Postmarketing vaccine experience with vaccines suggests the candidates approved by the FDA for COVID-19 will be safe and effective

Although investment prospectuses warn that past performance is no guarantee of future results, the reportedly high number of Americans concerned about the safety of vaccines in development against COVID-19 may take some comfort from a study of postmarketing experience which finds that FDA approved vaccines have been safe in large and varied populations.

Daniel Shepshelovich, MD, Sackler School of Medicine, Tel-Aviv University, Tel-Aviv, Israel and colleagues conducted the study of prevalence and characteristics of safety-related changes to FDA approved labeling for vaccines marketed in the 20-year period between 1996 and 2015.

"Most of the data were acquired from the FDA directly through a Freedom of Information Act (FOIA) inquiry," Shepshelovich explained. "We show that during this long period of time, the aggregation of hundreds of thousands of reports from the public and healthcare professionals to the FDA's Vaccine Adverse Event Reporting System (VAERS) following hundreds of millions of administered vaccines have not resulted in the identification of clinically important safety data.

"This supports the quality and thoroughness of the FDA's mechanism for the approval of new vaccines," he said.

The investigators examined postmarketing surveillance reports and labeling changes for the 57 vaccines approved during the 2 decade study period. The most common vaccine indication was seasonal influenza (n=21 [37%]), followed by combinations of vaccines for diptheria, tetanus, pertussis, poliomyelitis, Haemophilus influenzae type b, hepatitis B and hepatitis A (n=16 [28%]); meningococcus (n=5 [9%]); human papillomavirus (n=3 [5%]); and rotavirus (n=3 [5%]).
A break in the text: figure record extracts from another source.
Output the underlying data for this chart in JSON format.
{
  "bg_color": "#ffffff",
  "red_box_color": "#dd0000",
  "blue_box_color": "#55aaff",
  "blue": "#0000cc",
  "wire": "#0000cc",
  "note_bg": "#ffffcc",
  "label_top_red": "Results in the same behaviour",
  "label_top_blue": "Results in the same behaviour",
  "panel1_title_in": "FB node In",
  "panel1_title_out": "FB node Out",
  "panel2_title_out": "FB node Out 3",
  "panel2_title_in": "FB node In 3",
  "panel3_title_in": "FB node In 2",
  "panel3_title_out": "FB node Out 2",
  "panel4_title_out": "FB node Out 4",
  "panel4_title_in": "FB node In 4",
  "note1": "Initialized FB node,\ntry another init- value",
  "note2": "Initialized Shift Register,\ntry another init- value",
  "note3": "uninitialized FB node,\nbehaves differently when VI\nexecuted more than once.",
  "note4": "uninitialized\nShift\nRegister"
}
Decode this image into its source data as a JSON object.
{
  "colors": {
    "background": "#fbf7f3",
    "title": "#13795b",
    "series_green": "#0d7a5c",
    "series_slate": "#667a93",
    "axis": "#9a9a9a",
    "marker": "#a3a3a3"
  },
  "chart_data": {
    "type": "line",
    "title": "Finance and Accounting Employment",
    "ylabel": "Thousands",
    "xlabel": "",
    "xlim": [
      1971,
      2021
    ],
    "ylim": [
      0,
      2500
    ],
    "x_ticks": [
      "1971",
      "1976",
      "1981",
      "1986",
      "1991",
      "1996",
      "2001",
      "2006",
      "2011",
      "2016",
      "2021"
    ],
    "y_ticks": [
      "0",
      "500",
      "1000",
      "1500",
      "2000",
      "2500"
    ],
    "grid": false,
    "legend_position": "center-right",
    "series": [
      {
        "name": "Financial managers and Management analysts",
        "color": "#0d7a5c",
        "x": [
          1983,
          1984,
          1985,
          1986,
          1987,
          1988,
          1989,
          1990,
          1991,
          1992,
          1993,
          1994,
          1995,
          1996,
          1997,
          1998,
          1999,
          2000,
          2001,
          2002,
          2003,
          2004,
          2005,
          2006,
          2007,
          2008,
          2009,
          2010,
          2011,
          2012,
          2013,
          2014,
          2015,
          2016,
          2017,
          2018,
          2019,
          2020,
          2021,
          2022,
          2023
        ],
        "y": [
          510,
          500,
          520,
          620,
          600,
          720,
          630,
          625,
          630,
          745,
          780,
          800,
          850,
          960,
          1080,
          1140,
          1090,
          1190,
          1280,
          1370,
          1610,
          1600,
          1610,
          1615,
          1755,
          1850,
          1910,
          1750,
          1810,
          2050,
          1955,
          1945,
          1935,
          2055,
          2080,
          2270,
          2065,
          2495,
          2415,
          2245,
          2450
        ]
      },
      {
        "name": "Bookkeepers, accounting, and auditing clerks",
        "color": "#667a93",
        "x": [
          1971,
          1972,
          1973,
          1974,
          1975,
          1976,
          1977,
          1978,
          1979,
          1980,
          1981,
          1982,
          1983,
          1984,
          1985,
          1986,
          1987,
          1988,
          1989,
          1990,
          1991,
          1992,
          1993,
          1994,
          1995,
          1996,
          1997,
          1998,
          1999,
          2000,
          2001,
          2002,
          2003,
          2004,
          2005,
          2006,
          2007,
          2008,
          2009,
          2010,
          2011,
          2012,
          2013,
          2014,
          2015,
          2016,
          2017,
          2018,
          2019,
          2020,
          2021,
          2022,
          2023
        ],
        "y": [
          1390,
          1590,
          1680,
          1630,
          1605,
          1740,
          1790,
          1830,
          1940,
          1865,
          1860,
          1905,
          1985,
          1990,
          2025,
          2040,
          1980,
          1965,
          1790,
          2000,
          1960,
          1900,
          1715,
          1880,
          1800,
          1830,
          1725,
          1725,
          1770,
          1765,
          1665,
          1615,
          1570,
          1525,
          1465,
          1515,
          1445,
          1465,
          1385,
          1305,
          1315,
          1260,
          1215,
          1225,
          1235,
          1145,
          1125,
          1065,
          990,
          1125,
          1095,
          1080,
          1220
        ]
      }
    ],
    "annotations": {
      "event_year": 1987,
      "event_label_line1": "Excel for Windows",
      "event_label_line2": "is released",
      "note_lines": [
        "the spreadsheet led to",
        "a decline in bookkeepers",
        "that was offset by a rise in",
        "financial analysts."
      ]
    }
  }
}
There were 58 postmarketing, safety-related modifications to approved labeling associated with 25 vaccines, comprising 49 warnings and precautions, 8 contraindications, and 1 safety-related withdrawal. Fifty-five modifications (95%) added safety information, and 3 (5%) removed prior warnings and precautions.

The most common issue to prompt a safety modification was expansion of population restrictions (n=21 [36%]) to such groups as immunocompromised patients, those with specific preexisting medical conditions, premature infants, and pregnant women. Thirteen (22%) safety modifications were due to allergy, most often to latex-containing packaging.

"This report is the most comprehensive study of postmarketing vaccine safety published, and it shows that vaccines are remarkably safe, and that the current vaccine approval and postmarketing surveillance processes are robust and effective," Shepshelovich commented.

In a recently published preliminary report of an open label, dose-escalation trial of the mRNA vaccine in development from Moderna, the most common adverse events included fatigue, chills, headache, myalgia and pain at the injection site. Systemic adverse events were more common after the second vaccination, particularly with the highest dose.

In a statement released from Kaiser Permanente, Seattle, Washington, one of 87 trial locations for the vaccine in the US, it was announced that study population will expand to include older participants at the Seattle site, as well as at Emory University in Atlanta, Georgia and the NIAID Vaccine Research Center clinic at the NIH Clinical Center in Bethesda, MD.

"Study investigators have conducted regular safety reviews and have not identified any significant safety issues among younger participants," the statement indicates. "Regular safety reviews will continue as older adults are enrolled."